Rule 23 Certification Conclusions
The Court concluded that, with respect to their disparate treatment claims, Plaintiffs fell short of the required evidentiary threshold. The Court found Plaintiffs’ limited statistical evidence and their anecdotal evidence (which was limited to seven out of 262 construction sites) “too weak to support the conclusion that there will be a common question of whether supervisors at all of Walsh’s construction sites engaged in ‘stereotyped thinking’ that adversely affected black journeymen.” Id. at 15.
The Court reached the opposite conclusion with respect to Plaintiffs’ disparate impact claims. Plaintiffs alleged that Walsh’s superintendents and foremen tended to offer overtime and work hours to non-African-American employees in the first instance and supported their allegation with the same statistical evidence showing that African-American journeymen, on average, received fewer hours than non-African-American journeymen. Id. at 17.
The Court also found common issues with respect to Plaintiffs’ hostile environment claims. Plaintiff submitted “voluminous testimony, affidavits, and the EEOC Investigative Memorandum” showing that supervisors at two job sites made offensive comments, and Plaintiffs claimed that they saw offensive graffiti in portable toilets and saw “hangman’s nooses” at three other sites. The Court concluded that “Plaintiffs’ evidence demonstrates that there is a common issue of fact as to whether Walsh management knew of its supervisors’ harassing conduct . . . and yet allowed supervisors to act with unfettered discretion on the job.” Id. at 20.
Impact Of The Bolden Decision
Bolden is one of the first opinions applying McReynolds. After McReynolds, we predicted that employers could expect to see plaintiffs' lawyers attempting to repackage claims that attack discretionary decision-making as claims that attack a company-wide policy that allows managers to exercise discretion in a certain, allegedly discriminatory, manner.
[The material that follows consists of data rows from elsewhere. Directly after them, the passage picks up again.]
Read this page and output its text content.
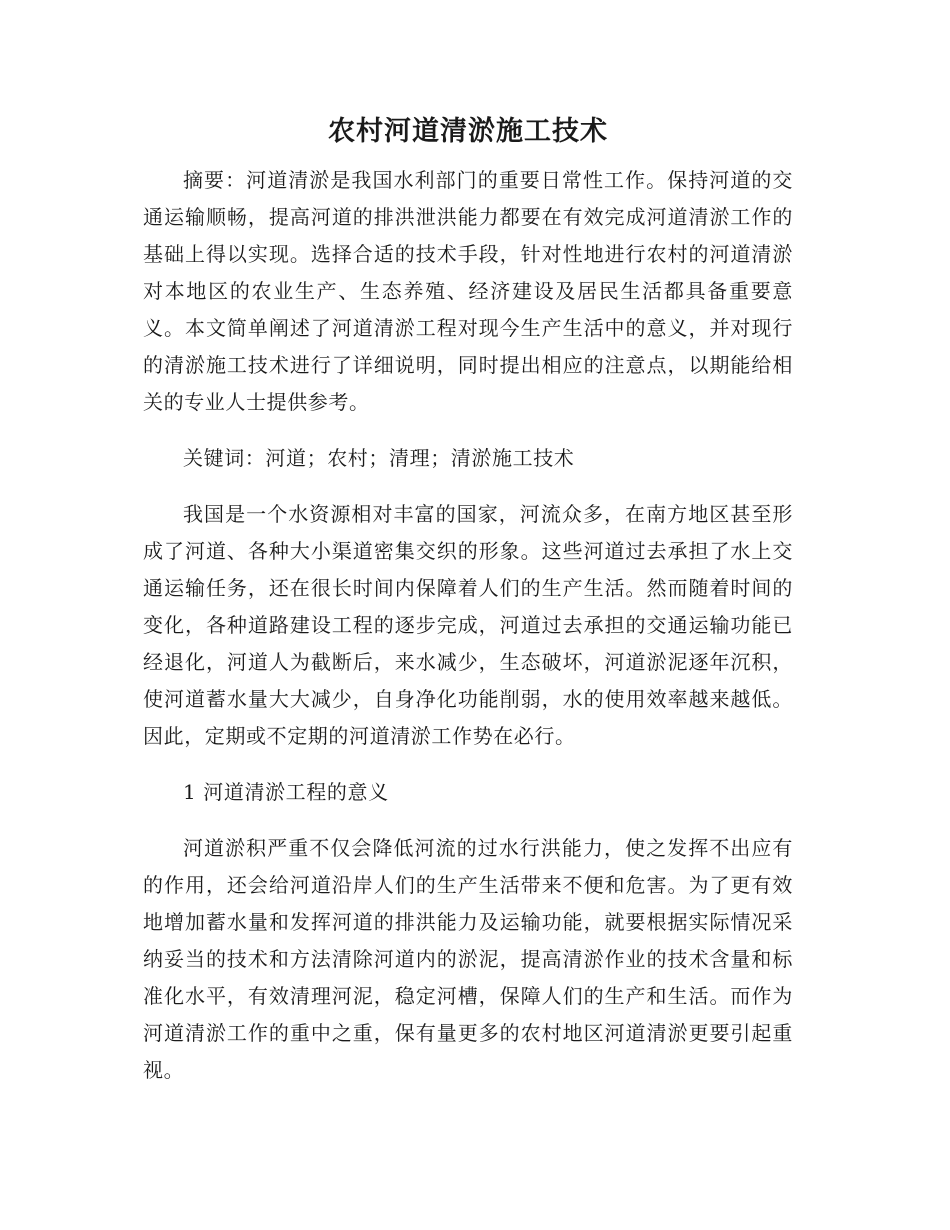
农村河道清淤施工技术

摘要：河道清淤是我国水利部门的重要日常性工作。保持河道的交通运输顺畅，提高河道的排洪泄洪能力都要在有效完成河道清淤工作的基础上得以实现。选择合适的技术手段，针对性地进行农村的河道清淤对本地区的农业生产、生态养殖、经济建设及居民生活都具备重要意义。本文简单阐述了河道清淤工程对现今生产生活中的意义，并对现行的清淤施工技术进行了详细说明，同时提出相应的注意点，以期能给相关的专业人士提供参考。

关键词：河道；农村；清理；清淤施工技术

我国是一个水资源相对丰富的国家，河流众多，在南方地区甚至形成了河道、各种大小渠道密集交织的形象。这些河道过去承担了水上交通运输任务，还在很长时间内保障着人们的生产生活。然而随着时间的变化，各种道路建设工程的逐步完成，河道过去承担的交通运输功能已经退化，河道人为截断后，来水减少，生态破坏，河道淤泥逐年沉积，使河道蓄水量大大减少，自身净化功能削弱，水的使用效率越来越低。因此，定期或不定期的河道清淤工作势在必行。

1 河道清淤工程的意义

河道淤积严重不仅会降低河流的过水行洪能力，使之发挥不出应有的作用，还会给河道沿岸人们的生产生活带来不便和危害。为了更有效地增加蓄水量和发挥河道的排洪能力及运输功能，就要根据实际情况采纳妥当的技术和方法清除河道内的淤泥，提高清淤作业的技术含量和标准化水平，有效清理河泥，稳定河槽，保障人们的生产和生活。而作为河道清淤工作的重中之重，保有量更多的农村地区河道清淤更要引起重视。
After Bolden, employers can continue to expect the plaintiffs’ class action bar to use McReynolds in this and perhaps even broader ways.
Although Judge Lefkow’s decision is not binding on other district courts, if other judges take a similarly broad view of McReynolds, it could represent a game-changing limitation on Wal-Mart. Judge Lefkow relied on McReynolds to marginalize the Supreme Court’s decision in Wal-Mart – limiting much of its impact to situations involving super-sized or otherwise unmanageable classes. Judge Lefkow proceeded to find commonality in a situation that Wal-Mart seemed to place off-limits – a situation where the alleged common policy involved delegating virtually unfettered discretion to local managers. She also certified a workplace harassment claim, which most had thought post-Wal-Mart would never survive a commonality analysis.